Given the lack of research on disulfidptosis, our study aimed to dissect its role in pan-cancer and explore the crosstalk between disulfidptosis and cancer immunity.

Methods

Based on TCGA, ICGC, CGGA, GSE30219, GSE31210, GSE37745, GSE50081, GSE22138, GSE41613, univariate Cox regression, LASSO regression, and multivariate Cox regression were used to construct the rough gene signature based on disulfidptosis for each type of cancer. SsGSEA and Cibersort, followed by correlation analysis, were harnessed to explore the linkage between disulfidptosis and cancer immunity. Weighted correlation network analysis (WGCNA) and Machine learning were utilized to make a refined prognosis model for pan-cancer. In particular, a customized, enhanced prognosis model was made for glioma.
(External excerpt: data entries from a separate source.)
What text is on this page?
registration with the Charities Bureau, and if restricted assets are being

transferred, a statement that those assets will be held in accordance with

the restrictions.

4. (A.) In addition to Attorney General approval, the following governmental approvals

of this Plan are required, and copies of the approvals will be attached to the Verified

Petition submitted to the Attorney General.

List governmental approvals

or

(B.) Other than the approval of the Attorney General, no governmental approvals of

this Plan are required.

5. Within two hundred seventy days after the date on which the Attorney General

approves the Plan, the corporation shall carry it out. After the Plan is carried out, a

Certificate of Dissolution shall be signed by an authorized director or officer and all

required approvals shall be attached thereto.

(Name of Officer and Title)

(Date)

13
The siRNA transfection, FACS, ELISA, etc., were employed to validate the function of c-MET.

Results

The expression comparison of the disulfidptosis-related genes (DRGs) between tumor and nontumor tissues implied a significant difference in most cancers. The correlation between disulfidptosis and immune cell infiltration, including T cell exhaustion (Tex), was evident, especially in glioma. The 7-gene signature was constructed as the rough model for the glioma prognosis. A pan-cancer suitable DSP clustering was made and validated to predict the prognosis. Furthermore, two DSP groups were defined by machine learning to predict the survival and immune therapy response in glioma, which was validated in CGGA. PD-L1 and other immune pathways were highly enriched in the core blue gene module from WGCNA. Among them, c-MET was validated as a tumor driver gene and JAK3-STAT3-PD-L1/PD1 regulator in glioma and T cells. Specifically, the down-regulation of c-MET decreased the proportion of PD1+ CD8+ T cells.

Conclusion

To summarize, we dissected the roles of DRGs in the prognosis and their relationship with immunity in pan-cancer. A general prognosis model based on machine learning was constructed for pan-cancer and validated by external datasets with a consistent result. In particular, a survival-predicting model was made specifically for patients with glioma to predict its survival and immune response to ICIs. C-MET was screened and validated for its tumor driver gene and immune regulation function (inducing t-cell exhaustion) in glioma.